Palavras-chave: Odontogeriatria; Saúde Bucal do Idoso; Teleodontologia; Qualidade de vida; Equipe Multidisciplinar.
ABSTRACT
This article discusses the main difficulties faced daily by the elderly population regarding oral health. In addition, it highlights the most recurrent oral pathologies and addresses the role of the dentist in geriatric dentistry, as well as their contribution to improving the quality of life of this age group and the relevance of preventive and promotional care. Dentistry, through preventive and restorative interventions, contributes to the recovery of oral functions, promoting greater autonomy for older adults in daily activities such as eating and oral hygiene. Oral health directly affects an individual’s self-esteem and socialization, and the elderly population, in many cases, has this aspect frequently neglected, which can lead to serious consequences, such as functional, aesthetic, nutritional, and psychosocial impairments. Many older adults encounter obstacles when seeking dental care, such as socioeconomic issues, reduced mobility, chronic comorbidities, and living in rural areas, which hinder access to necessary treatment. However, the role of the dentist is to ensure that Dentistry provides effective care and promotes not only oral health, but also the overall well-being and quality of life of the elderly.
Keywords: Geriatric Dentistry; Oral Health of the Elderly; Teledentistry; Quality of Life; Multidisciplinary Team.
1. INTRODUÇÃO
O presente artigo consiste em uma revisão de literatura que tem como objetivo compreender os principais desafios enfrentados pela população idosa em relação à saúde bucal. É fulcral evidenciar o papel do cirurgião-dentista na promoção e prevenção de doenças, bem como na melhoria da qualidade de vida desses indivíduos.

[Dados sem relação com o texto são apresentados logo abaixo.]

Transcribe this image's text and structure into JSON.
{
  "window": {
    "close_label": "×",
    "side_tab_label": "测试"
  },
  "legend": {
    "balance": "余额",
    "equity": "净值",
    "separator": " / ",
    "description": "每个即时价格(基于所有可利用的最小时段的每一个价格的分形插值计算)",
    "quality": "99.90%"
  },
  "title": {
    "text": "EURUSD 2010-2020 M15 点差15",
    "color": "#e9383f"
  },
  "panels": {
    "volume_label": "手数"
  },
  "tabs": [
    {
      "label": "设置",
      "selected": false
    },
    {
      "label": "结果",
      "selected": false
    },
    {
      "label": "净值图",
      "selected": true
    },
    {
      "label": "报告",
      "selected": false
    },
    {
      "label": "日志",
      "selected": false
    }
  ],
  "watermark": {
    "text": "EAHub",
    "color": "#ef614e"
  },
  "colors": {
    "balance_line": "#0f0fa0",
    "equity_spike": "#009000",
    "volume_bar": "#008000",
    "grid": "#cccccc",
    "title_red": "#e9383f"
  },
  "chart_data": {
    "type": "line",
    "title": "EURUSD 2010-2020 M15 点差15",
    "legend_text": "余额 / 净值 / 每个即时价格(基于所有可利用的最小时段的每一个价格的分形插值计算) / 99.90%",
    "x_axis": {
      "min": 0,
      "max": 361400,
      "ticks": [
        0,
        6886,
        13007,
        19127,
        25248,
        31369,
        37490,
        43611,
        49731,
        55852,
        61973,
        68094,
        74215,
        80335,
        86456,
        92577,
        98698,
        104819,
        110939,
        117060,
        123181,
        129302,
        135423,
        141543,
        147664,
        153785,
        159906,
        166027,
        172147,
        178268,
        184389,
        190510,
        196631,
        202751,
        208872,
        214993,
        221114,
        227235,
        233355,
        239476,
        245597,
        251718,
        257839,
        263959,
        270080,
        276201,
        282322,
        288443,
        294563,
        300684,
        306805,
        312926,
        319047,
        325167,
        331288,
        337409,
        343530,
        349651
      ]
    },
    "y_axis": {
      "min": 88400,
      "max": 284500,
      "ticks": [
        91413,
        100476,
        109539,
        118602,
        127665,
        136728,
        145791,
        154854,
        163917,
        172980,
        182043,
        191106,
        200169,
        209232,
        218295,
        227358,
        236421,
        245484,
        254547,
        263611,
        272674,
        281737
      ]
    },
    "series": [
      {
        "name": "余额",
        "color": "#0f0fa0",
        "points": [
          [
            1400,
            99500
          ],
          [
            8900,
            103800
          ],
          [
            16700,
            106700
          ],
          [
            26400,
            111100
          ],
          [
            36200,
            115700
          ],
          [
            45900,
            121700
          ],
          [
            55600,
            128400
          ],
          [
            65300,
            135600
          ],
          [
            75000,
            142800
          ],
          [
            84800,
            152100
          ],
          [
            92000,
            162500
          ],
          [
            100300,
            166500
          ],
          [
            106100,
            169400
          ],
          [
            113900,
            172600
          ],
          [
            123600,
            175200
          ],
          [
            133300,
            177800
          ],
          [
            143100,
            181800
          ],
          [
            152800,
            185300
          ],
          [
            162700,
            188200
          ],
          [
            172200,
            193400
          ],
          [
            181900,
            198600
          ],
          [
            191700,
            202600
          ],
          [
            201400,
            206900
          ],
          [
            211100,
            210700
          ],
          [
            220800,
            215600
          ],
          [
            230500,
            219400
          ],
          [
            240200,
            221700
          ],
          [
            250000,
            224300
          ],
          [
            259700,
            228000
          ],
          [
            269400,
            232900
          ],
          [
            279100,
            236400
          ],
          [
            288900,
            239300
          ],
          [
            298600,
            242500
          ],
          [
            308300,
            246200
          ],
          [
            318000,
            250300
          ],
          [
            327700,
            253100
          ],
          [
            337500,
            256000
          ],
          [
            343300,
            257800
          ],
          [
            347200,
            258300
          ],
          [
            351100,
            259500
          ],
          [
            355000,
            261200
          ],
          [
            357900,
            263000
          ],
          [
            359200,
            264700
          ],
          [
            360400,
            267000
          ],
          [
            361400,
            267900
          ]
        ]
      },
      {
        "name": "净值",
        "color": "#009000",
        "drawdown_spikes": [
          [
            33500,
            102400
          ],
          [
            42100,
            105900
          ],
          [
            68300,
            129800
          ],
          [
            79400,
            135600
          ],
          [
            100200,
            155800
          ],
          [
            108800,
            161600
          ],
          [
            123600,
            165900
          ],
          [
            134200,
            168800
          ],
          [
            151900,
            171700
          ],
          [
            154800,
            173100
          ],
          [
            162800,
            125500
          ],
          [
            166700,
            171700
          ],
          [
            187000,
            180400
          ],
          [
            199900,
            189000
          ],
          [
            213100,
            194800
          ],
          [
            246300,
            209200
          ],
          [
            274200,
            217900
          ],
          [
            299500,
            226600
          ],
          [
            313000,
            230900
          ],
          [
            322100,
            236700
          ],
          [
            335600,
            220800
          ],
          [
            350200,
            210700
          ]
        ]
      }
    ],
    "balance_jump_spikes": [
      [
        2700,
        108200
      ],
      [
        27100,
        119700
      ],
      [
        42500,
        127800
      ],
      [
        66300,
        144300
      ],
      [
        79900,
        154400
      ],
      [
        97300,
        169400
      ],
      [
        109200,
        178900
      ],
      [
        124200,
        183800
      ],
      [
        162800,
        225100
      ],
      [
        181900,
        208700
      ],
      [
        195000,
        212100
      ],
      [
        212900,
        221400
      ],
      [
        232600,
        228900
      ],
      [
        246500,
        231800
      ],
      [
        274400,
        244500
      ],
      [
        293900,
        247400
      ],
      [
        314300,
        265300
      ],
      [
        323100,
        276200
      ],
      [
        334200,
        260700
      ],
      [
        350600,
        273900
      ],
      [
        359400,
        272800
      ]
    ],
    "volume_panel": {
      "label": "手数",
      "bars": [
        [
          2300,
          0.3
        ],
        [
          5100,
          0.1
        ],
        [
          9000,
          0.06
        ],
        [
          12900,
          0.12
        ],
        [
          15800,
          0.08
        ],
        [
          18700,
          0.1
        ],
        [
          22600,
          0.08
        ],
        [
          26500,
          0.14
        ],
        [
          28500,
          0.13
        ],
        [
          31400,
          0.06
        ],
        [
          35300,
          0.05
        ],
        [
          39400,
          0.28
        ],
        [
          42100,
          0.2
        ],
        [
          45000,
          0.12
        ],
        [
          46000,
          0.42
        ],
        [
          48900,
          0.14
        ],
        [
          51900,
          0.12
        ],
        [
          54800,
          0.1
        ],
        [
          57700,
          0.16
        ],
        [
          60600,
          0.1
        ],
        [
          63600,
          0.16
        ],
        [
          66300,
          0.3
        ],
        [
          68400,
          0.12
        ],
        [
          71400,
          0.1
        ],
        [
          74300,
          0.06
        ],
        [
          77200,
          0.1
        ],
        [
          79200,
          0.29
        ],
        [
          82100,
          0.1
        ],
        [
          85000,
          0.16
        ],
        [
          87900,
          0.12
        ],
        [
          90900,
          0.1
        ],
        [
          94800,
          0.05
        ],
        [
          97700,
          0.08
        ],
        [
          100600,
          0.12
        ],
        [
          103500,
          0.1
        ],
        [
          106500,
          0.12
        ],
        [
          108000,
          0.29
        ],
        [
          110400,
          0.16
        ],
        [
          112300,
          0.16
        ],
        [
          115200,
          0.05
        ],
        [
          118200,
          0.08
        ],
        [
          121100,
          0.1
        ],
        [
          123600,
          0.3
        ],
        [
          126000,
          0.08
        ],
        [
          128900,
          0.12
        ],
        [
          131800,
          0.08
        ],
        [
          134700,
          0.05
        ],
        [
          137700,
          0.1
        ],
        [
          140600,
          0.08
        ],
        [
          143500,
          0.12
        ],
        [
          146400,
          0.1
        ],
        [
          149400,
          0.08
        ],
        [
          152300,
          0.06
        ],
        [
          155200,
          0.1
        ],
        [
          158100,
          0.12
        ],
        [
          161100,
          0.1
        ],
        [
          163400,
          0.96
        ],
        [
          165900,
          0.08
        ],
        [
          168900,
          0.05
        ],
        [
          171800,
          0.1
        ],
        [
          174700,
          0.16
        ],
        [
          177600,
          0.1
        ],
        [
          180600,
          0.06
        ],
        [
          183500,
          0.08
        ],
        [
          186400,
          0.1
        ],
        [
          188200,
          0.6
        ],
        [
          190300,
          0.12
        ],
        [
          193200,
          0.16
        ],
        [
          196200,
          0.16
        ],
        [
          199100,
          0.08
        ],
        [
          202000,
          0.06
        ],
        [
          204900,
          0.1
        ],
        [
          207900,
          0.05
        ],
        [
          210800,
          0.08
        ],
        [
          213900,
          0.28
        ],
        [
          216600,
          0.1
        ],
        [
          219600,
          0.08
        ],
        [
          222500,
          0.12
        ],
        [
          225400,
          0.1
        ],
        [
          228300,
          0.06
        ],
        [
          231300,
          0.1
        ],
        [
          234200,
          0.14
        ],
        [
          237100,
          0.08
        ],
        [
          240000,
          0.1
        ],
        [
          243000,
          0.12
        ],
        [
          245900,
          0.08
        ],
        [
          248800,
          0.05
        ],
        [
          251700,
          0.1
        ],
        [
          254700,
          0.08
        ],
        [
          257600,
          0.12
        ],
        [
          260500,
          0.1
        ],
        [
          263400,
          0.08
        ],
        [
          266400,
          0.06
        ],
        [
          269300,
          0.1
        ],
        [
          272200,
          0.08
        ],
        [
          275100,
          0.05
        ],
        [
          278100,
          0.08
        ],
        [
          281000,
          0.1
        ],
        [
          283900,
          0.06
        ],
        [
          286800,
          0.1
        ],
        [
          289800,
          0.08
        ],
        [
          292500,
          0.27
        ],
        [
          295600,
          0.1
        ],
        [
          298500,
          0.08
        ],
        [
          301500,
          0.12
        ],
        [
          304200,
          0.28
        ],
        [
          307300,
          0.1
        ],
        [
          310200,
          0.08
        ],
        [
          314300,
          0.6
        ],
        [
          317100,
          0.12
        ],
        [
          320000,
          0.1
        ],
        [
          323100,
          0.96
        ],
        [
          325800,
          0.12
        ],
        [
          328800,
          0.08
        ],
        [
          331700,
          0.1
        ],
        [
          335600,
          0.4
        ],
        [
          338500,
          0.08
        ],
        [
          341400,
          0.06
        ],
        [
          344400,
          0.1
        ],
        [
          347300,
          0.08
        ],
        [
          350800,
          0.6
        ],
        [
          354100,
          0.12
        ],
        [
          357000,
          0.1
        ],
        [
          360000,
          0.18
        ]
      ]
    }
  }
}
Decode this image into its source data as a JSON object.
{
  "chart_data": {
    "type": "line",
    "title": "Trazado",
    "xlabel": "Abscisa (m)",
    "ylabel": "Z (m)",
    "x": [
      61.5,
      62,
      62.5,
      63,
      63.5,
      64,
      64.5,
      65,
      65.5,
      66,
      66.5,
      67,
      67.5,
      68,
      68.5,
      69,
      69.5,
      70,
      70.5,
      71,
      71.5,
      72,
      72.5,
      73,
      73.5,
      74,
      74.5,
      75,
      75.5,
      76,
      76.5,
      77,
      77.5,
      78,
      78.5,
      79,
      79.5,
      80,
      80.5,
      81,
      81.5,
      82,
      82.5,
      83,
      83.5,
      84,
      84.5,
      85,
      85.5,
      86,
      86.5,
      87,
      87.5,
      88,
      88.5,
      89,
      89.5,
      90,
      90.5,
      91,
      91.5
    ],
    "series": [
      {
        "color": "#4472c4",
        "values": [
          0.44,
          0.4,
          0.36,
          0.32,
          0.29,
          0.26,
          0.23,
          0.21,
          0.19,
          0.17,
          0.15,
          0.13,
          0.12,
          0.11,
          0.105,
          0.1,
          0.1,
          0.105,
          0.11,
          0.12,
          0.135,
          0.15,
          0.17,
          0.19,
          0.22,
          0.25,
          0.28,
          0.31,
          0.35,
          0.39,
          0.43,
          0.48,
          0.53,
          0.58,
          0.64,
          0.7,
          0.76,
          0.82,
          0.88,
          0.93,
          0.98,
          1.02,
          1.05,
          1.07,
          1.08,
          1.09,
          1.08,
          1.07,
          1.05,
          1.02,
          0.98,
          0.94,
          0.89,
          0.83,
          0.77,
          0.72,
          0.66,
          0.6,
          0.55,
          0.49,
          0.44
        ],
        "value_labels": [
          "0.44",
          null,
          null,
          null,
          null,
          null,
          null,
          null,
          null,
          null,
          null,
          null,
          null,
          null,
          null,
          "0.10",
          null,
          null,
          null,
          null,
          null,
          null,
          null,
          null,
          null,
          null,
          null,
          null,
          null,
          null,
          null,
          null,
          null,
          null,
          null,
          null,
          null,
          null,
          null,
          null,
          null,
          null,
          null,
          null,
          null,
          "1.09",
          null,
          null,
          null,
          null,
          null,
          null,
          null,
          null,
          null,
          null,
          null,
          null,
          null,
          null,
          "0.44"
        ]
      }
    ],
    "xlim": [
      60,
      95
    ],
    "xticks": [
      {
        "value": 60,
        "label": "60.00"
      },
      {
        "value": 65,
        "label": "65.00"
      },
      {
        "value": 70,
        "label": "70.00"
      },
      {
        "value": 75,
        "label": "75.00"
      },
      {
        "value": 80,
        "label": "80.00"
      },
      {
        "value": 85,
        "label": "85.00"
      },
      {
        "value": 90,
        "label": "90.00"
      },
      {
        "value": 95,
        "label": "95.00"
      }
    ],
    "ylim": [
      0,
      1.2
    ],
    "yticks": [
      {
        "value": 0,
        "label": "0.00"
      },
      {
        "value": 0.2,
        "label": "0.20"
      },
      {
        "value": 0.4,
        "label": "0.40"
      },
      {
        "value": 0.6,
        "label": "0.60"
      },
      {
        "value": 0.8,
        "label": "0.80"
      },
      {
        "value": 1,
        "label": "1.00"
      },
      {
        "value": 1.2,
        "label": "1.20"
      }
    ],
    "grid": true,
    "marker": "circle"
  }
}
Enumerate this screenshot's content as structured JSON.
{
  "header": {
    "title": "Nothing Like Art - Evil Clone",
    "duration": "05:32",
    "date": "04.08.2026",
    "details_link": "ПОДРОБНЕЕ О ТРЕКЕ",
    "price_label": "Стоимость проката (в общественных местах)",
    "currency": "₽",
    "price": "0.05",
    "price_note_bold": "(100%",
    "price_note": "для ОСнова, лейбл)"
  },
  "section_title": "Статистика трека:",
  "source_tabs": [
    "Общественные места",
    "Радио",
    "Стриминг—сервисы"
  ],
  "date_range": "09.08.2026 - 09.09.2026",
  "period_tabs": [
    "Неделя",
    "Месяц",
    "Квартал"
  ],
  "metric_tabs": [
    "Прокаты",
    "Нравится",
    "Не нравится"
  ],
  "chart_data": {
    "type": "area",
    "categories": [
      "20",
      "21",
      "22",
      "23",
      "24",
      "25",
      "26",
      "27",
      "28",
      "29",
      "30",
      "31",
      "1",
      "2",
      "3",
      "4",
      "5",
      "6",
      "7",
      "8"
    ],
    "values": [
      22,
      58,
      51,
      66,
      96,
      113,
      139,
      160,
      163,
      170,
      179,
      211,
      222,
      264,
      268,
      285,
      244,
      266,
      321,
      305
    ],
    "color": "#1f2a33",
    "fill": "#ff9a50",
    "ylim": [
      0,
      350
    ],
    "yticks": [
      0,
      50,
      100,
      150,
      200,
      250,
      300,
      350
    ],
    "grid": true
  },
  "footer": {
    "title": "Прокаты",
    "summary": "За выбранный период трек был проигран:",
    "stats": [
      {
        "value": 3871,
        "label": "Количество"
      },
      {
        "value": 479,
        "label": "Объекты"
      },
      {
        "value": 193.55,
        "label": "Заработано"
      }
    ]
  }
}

Segundo dados do Censo Demográfico de 2022, o país possui 32,1 milhões de pessoas com 60 anos ou mais, o que representa cerca de 15,6% da população total (IBGE, 2022). A Odontogeriatria é a especialidade da odontologia que tem como objetivo cuidar desse grupo etário, com atenção às predisposições a doenças sistêmicas, atuando tanto na prevenção quanto no tratamento curativo.
A falta de informação sobre a conduta de cuidados bucais dos idosos, tanto por parte do próprio idoso quanto da família, faz com que familiares e cuidadores tratem a perda dentária como algo normal do envelhecimento. Isso se deve à falta de atenção especializada em Odontogeriatria.
2. OBJETIVOS
2.1 Objetivo geral
O presente estudo tem como objetivo discorrer sobre os desafios enfrentados diariamente pela população idosa em relação à saúde bucal, decorrentes da deficiência de informações e da presença de comorbidades. Além disso, busca destacar a importância da atenção à saúde bucal do idoso e seus impactos na qualidade de vida, visando reduzir a incidência das patologias bucais mais recorrentes.
2.2 Objetivos específicos
- Salientar as principais dificuldades enfrentadas pelos idosos em relação à saúde bucal.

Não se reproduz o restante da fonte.